Alternative investments include assets outside the traditional classes of equities and bonds. Structured products are one of the most complex investments in this category. This investment is particularly challenging to understand fully because it is a customized mix of other assets meant to meet specific investor needs. Often, structured products include the use of derivatives.
Investment banks created structured products for a wide range of customers, including hedge funds, organizational clients, and individuals. When creating these products, specific goals and needs are weighed to make a custom investment for the client.
What Exactly Is a Structured Product?
Structured products can vary greatly in terms of scope and complexity depending on the expectations of the client and overall risk tolerance. In general, a structured product will expose you to fixed income markets and derivatives. Typical structured products will start with a traditional security like a certificate of deposit or investment-grade bond. Then, the usual payment features are replaced with new types of payoffs that depend on the performance of underlying assets rather than the cash flow of the issuing party. A very simple structured product, for example, may be a certificate of deposit that does not have interest payments but instead pays yearly based on the performance of a particular stock index. If that stock index rises, the investor earns money. If it falls, the investor still gets back the initial investment when the certificate of deposit ends.
Investors are attracted to structured products because they can offer exposure to different markets and drive diversification. For example, a rainbow note is a structured product that exposes investors to more than one underlying asset. Rainbow notes can derive value from assets that are not very related to each other, such as indexes in different countries or that follow different types of investments. This can reduce volatility since diversification is built into the investment itself, especially if it has a lookback feature. With this feature, structured products use the optimal value of an underlying asset over a certain period rather than the final value at expiration. However, these types of structured products can become extremely complex.

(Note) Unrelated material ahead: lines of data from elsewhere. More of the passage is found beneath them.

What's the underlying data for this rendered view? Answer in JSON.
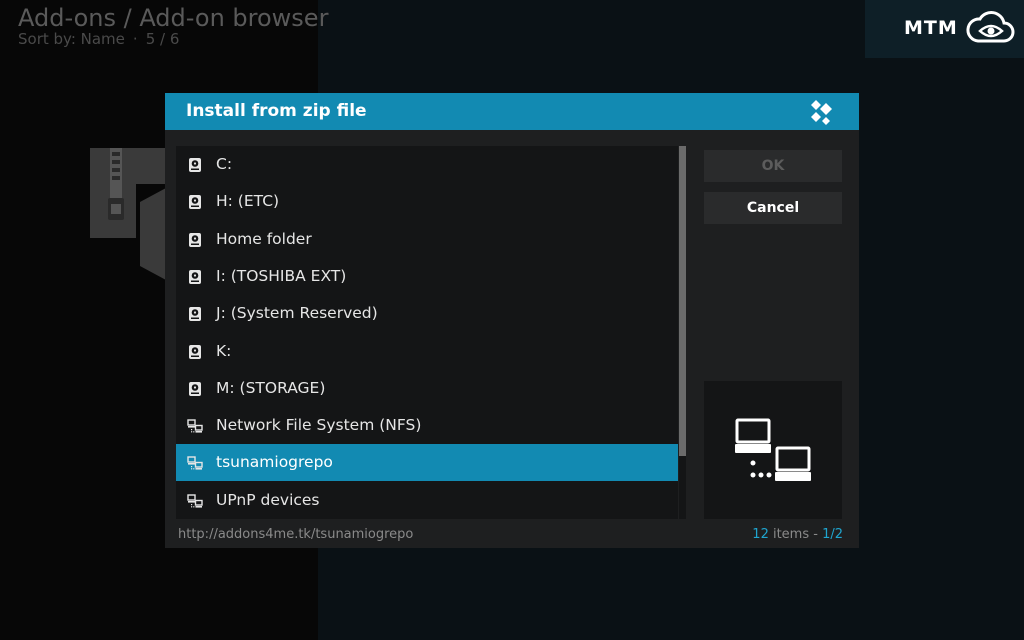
{
  "header": {
    "title": "Add-ons / Add-on browser",
    "sort_label": "Sort by: Name",
    "dot": "·",
    "position": "5 / 6"
  },
  "brand": {
    "text": "MTM"
  },
  "dialog": {
    "title": "Install from zip file",
    "items": [
      {
        "label": "C:",
        "icon": "hdd-icon"
      },
      {
        "label": "H: (ETC)",
        "icon": "hdd-icon"
      },
      {
        "label": "Home folder",
        "icon": "hdd-icon"
      },
      {
        "label": "I: (TOSHIBA EXT)",
        "icon": "hdd-icon"
      },
      {
        "label": "J: (System Reserved)",
        "icon": "hdd-icon"
      },
      {
        "label": "K:",
        "icon": "hdd-icon"
      },
      {
        "label": "M: (STORAGE)",
        "icon": "hdd-icon"
      },
      {
        "label": "Network File System (NFS)",
        "icon": "network-icon"
      },
      {
        "label": "tsunamiogrepo",
        "icon": "network-icon",
        "selected": true
      },
      {
        "label": "UPnP devices",
        "icon": "network-icon"
      }
    ],
    "ok_label": "OK",
    "cancel_label": "Cancel",
    "footer_path": "http://addons4me.tk/tsunamiogrepo",
    "count": "12",
    "count_suffix": " items - ",
    "page": "1/2"
  },
  "colors": {
    "accent": "#128ab2",
    "dialog_bg": "#1e1f20",
    "list_bg": "#141516"
  }
}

The Benefits and Drawbacks of Structured Products
The primary advantage of a structured product is the diversification it offers, which is much more than you get with a typical asset. The other benefits of these products typically depend on the exact type of investment, as they vary so much. However, depending on your needs, you can protect your initial principal, minimize tax burden, lower overall volatility, or maximize returns when compared to the underlying assets. In addition, these products can be used to generate positive yields when the overall market is not performing well. While one product would not provide all of these benefits, you can choose what means the most to you based on your goals and your existing portfolio.

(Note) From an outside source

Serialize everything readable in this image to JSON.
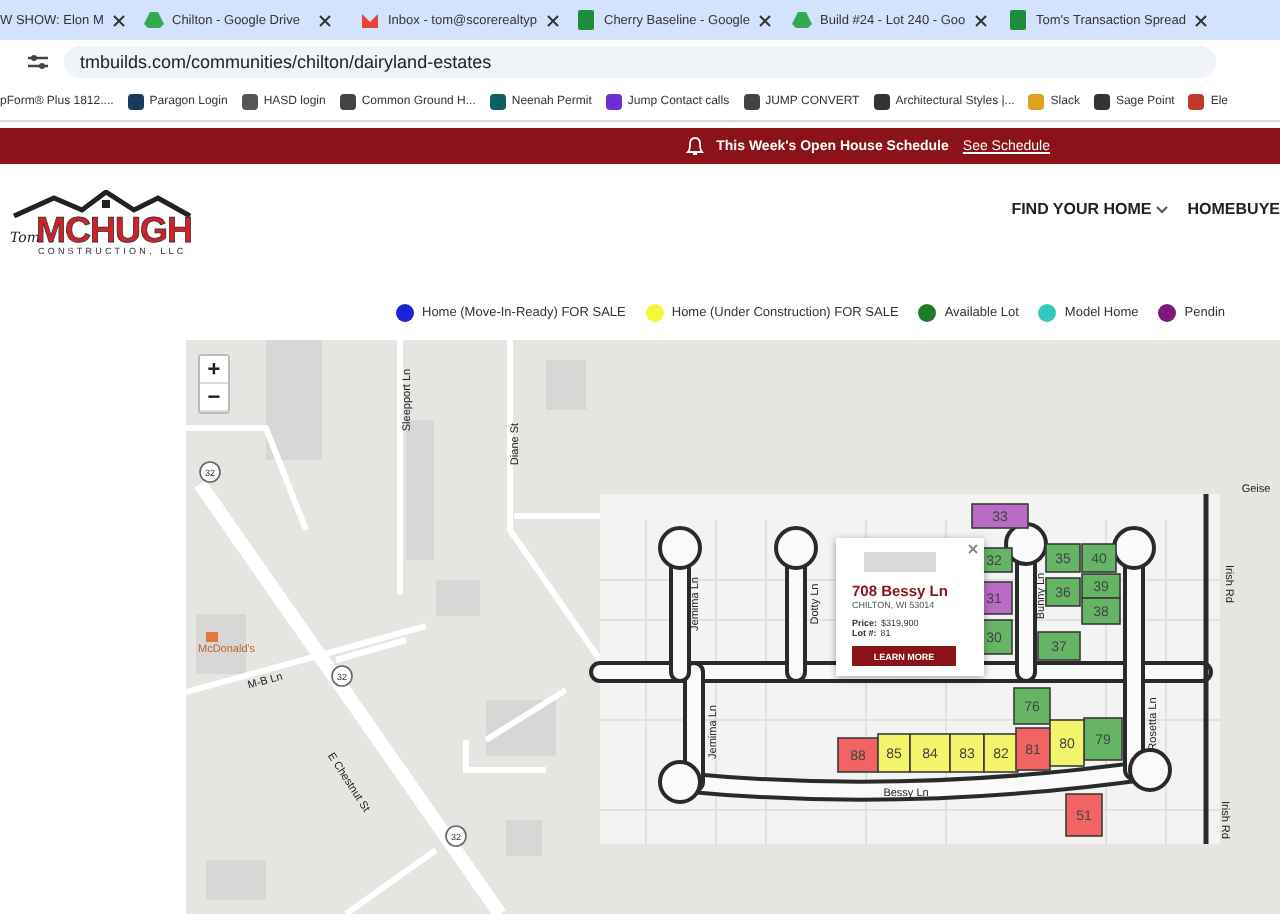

While the advantages of a structured product can be exciting, the drawbacks are significant. One of the biggest is the complexity of the product, which can expose you to risks you do not even realize. Beginning in 2018, the Securities and Exchange Commission has been stricter with structured products due to a lack of transparency. That same year, a major firm paid out $4 million after it was found that representatives were encouraging investors to buy and sell a structured product intended to be held until maturity. In turn, these representatives earned huge commissions while investor returns were reduced. The increased scrutiny has improved the environment, but investors still need to recognize that there is risk in the complexity of these products.
Beyond that major disadvantage, the fees associated with structured products can be very high. Furthermore, these fees can be hidden within the payout structure of the investment or in the charges associated with entering and exiting positions. In other words, you may not even realize how much you are paying. Plus, there is some credit risk with the bank backing the structured product. Issues with this bank could affect your payout. You may also struggle to sell the product if you want to exit before maturity, so they are not a great option if you need liquidity.
The Bottom Line
Structured products can provide a unique sort of diversification for investors and offer many other advantages depending on individual needs. However, you will likely pay high fees for these advantages. Because these products can get very complex, it is important to read the fine print and understand exactly what the investment entails. You may need some professional assistance clarifying points about it. Some banks use structured products primarily as a way to drive profits, so it is important to approach these investments with some healthy skepticism and do your homework before investing.